Childhood was different in the ‘60s. Children spent their days in the sunshine, playing backyard cricket or riding bikes around the neighbourhood – often in a motley crew but never in a helmet or sunscreen. Sunscreen was what happened during a lunar eclipse and protective head gear generally took the form of a cap. Worn backwards. And seatbelts? They were a sweet idea, but quite useless if there were a tribe of kids in the back.
We’ve learnt a lot since then and we’ve moved forward in a lot of ways, but we’ve been getting something wrong.
Since the 1960’s, time children spend playing has decreased.
It’s a different world today and it is no longer as safe for kids cruise to through the streets by themselves. There are different challenges and different pulls on our time. Families are busy, mums and dads are busy, kids are busy. One thing that hasn’t changed since the 60s is the critical role of play in developing little people into healthy, vibrant, thriving, healthy bigger ones. It’s up there with education, love and sleep.
How free play builds healthy, vibrant humans.
Free play is critical for children to learn the skills that are essential to life – skills that cannot be taught in a more formal, structured setting.
In every way, play is practice for the life. A lot of play involves imitating grown-ups – their work, their roles, the way they interact.
Learning how to play is as important as anything that can come from play. It’s no accident that children will often spend as much time establishing what the play will look like, or the rules of the game, as they do actually playing it. They learn vital social and emotional skills that they could not learn anywhere else – how to get on with others, how to be empathic, nurturing, kind, strong, generous, how to deal with difficult people, how to be a part of something bigger than themselves, how to get their own needs met without crashing the needs of others. Learning how to play is as important as anything that can come from play. We want them to know that life can be fun and a happy, healthy life means being able to tap into that, even as grown-ups. As a part of play, they can’t help but learn.

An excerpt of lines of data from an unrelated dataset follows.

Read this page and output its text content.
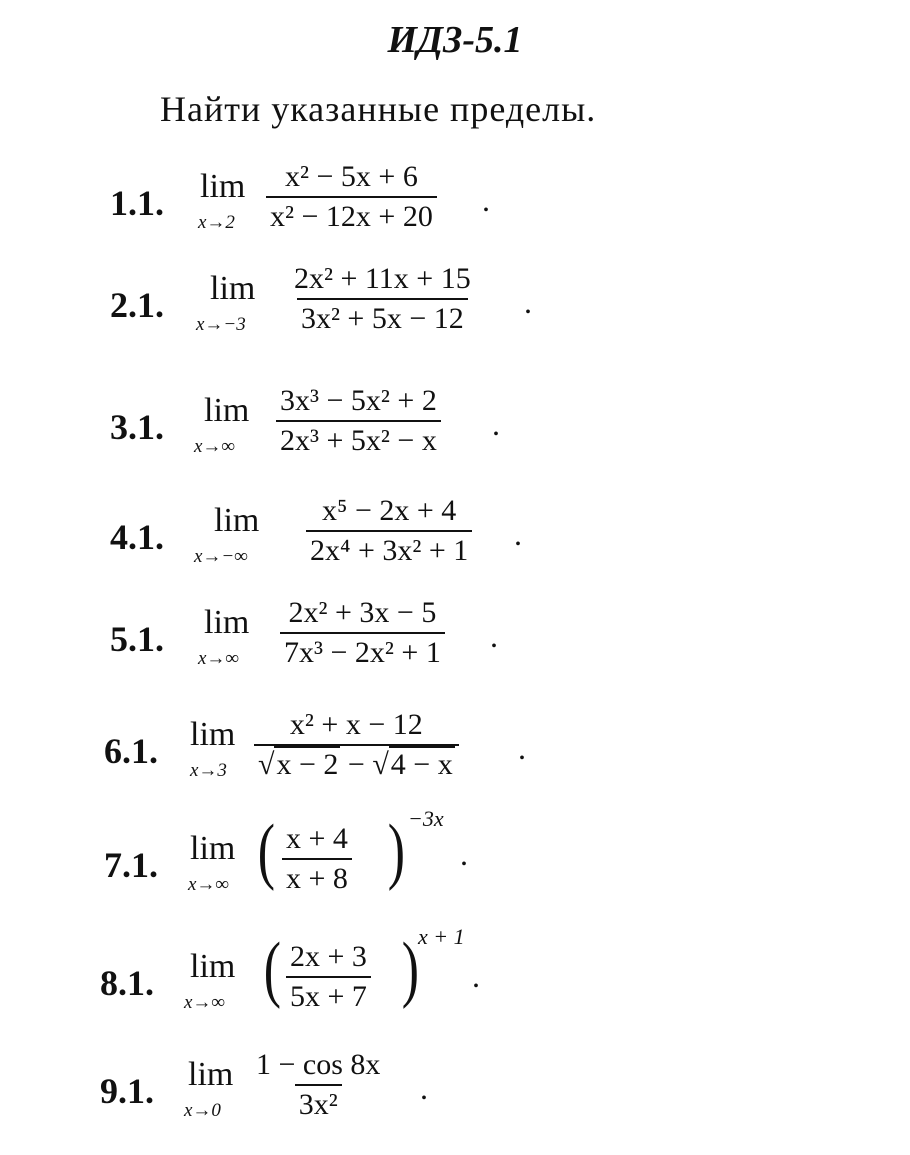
ИДЗ-5.1
Найти указанные пределы.
1.1. lim
$x\to 2 \frac{\text{x² − 5x + 6}}{\text{x² − 12x + 20}}$ .
2.1. lim
$x\to-3 \frac{\text{2x² + 11x + 15}}{\text{3x² + 5x − 12}}$ .
3.1. lim
$x\to\infty \frac{\text{3x³ − 5x² + 2}}{\text{2x³ + 5x² − x}}$ .
4.1. lim
$x\to-\infty \frac{\text{x⁵ − 2x + 4}}{\text{2x⁴ + 3x² + 1}}$ .
5.1. lim
$x\to\infty \frac{\text{2x² + 3x − 5}}{\text{7x³ − 2x² + 1}}$ .
6.1. lim
$x\to 3 \frac{\text{x² + x − 12}}{√x - 2 - √4 - x}$ .
7.1. lim
x→∞ ( $\frac{x + 4}{x + 8}$ ) −3x
.
8.1. lim
x→∞ ( $\frac{2x + 3}{5x + 7}$ ) x + 1
.
9.1. lim
$x\to 0 \frac{1 - \cos 8x}{\text{3x²}}$ .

Play is instinctive and not just for human children – all young mammals play. This shows how important it is to development.

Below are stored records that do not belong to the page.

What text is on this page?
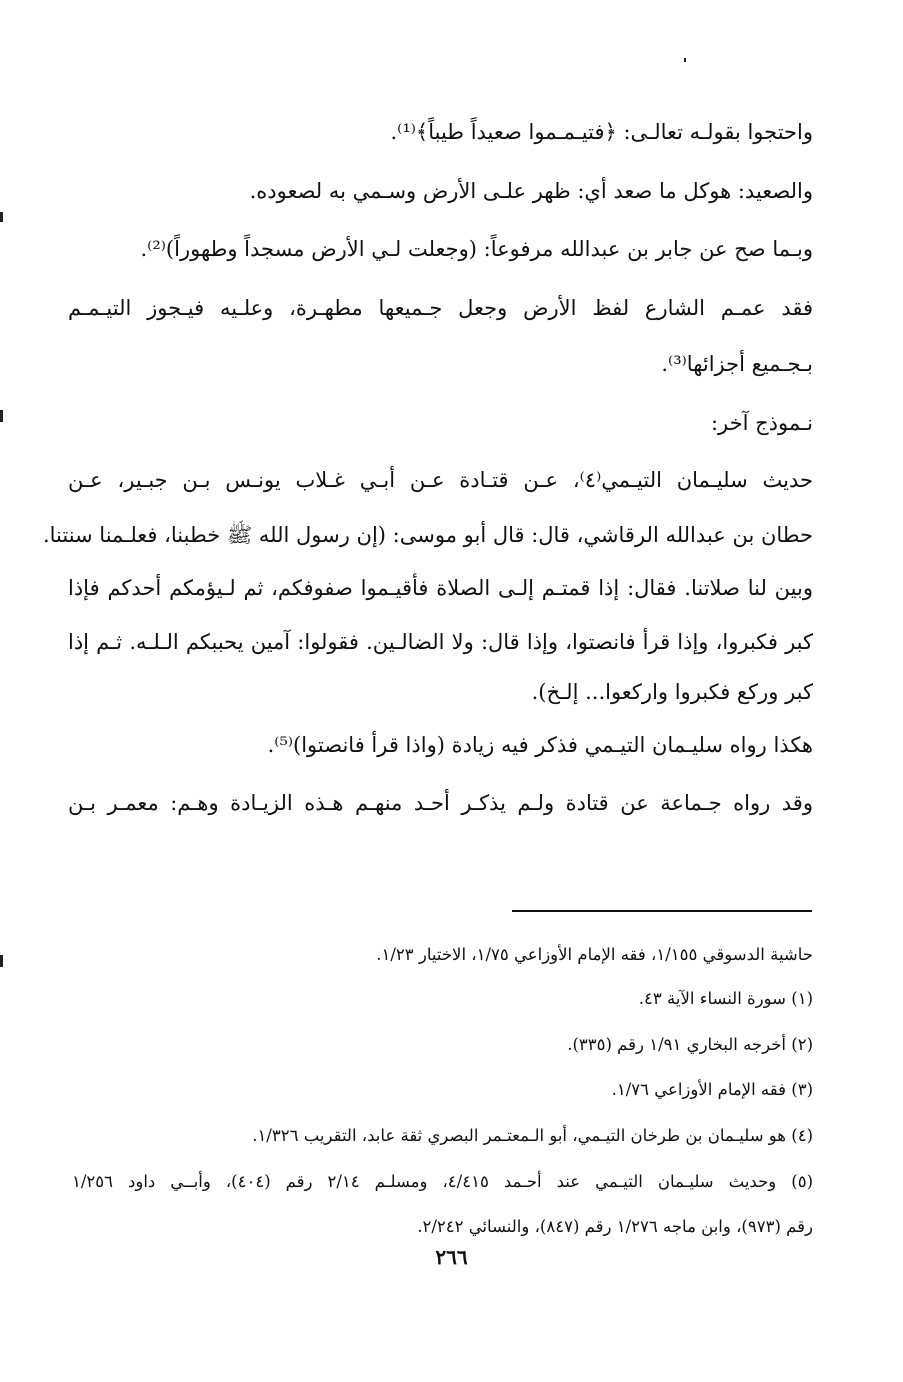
واحتجوا بقولـه تعالـى: ﴿فتيـمـموا صعيداً طيباً﴾⁽¹⁾.
والصعيد: هوكل ما صعد أي: ظهر علـى الأرض وسـمي به لصعوده.
وبـما صح عن جابر بن عبدالله مرفوعاً: (وجعلت لـي الأرض مسجداً وطهوراً)⁽²⁾.
فقد عمـم الشارع لفظ الأرض وجعل جـميعها مطهـرة، وعلـيه فيـجوز التيـمـم
بـجـميع أجزائها⁽³⁾.
نـموذج آخر:
حديث سليـمان التيـمي⁽٤⁾، عـن قتـادة عـن أبـي غـلاب يونـس بـن جبـير، عـن
حطان بن عبدالله الرقاشي، قال: قال أبو موسى: (إن رسول الله ﷺ خطبنا، فعلـمنا سنتنا.
وبين لنا صلاتنا. فقال: إذا قمتـم إلـى الصلاة فأقيـموا صفوفكم، ثم لـيؤمكم أحدكم فإذا
كبر فكبروا، وإذا قرأ فانصتوا، وإذا قال: ولا الضالـين. فقولوا: آمين يحببكم الـلـه. ثـم إذا
كبر وركع فكبروا واركعوا... إلـخ).
هكذا رواه سليـمان التيـمي فذكر فيه زيادة (واذا قرأ فانصتوا)⁽⁵⁾.
وقد رواه جـماعة عن قتادة ولـم يذكـر أحـد منهـم هـذه الزيـادة وهـم: معمـر بـن
حاشية الدسوقي ١/١٥٥، فقه الإمام الأوزاعي ١/٧٥، الاختيار ١/٢٣.
(١) سورة النساء الآية ٤٣.
(٢) أخرجه البخاري ١/٩١ رقم (٣٣٥).
(٣) فقه الإمام الأوزاعي ١/٧٦.
(٤) هو سليـمان بن طرخان التيـمي، أبو الـمعتـمر البصري ثقة عابد، التقريب ١/٣٢٦.
(٥) وحديث سليـمان التيـمي عند أحـمد ٤/٤١٥، ومسلـم ٢/١٤ رقم (٤٠٤)، وأبــي داود ١/٢٥٦
رقم (٩٧٣)، وابن ماجه ١/٢٧٦ رقم (٨٤٧)، والنسائي ٢/٢٤٢.
٢٦٦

Research has shown that the reason children grow so slowly and are dependent for so long is because the brain is taking so much of the body’s resources, leaving little available for physical growth. At mid-childhood, around the age of 4, the brain is at its busiest, maxing out synapses (connections) and developing more intensely and quickly than it will at any other age. This is when we learn an abundance of skills needed to be successful humans – social skills, curiosity, creativity, problem-solving. The world of a toddler is a busy one – so much to do! There’s a lot to learn at and it’s no accident that this is the age when the need for play is at its peak.
Children are naturally playful. If they have the opportunities to follow the curiosity, do what they enjoy, and discover and experiment with the world around them, they will thrive. Without it, parts of their development will struggle.
Let them play and they’ll thrive. Here’s how.
Children were born to play. Their development depends on it. Provide the opportunities and the development will happen:
Their creativity will flourish.
An extensive body of research has found that over the past few decades the amount of free play for children has reduced. In a study published in the Creativity Learning Journal, respected Professor of Education, Kyung Hee Kim wrote,
‘Since 1990, even as IQ scores have risen, creative thinking scores have significantly decreased. The decrease for kindergartners through third graders was the most significant … children have become less emotionally expressive, less energetic, less talkative and verbally expressive, less humorous, less imaginative, less unconventional, less lively and passionate, less perceptive, less apt to connect seemingly irrelevant things, less synthesizing, and less likely to see things from a different angle.’
Across the board – in business, academia, the arts – creativity has been long been lauded as a critical asset. In an IBM poll, 1500 CEOs were asked to name the best predictor of future success. Their answer? Creativity.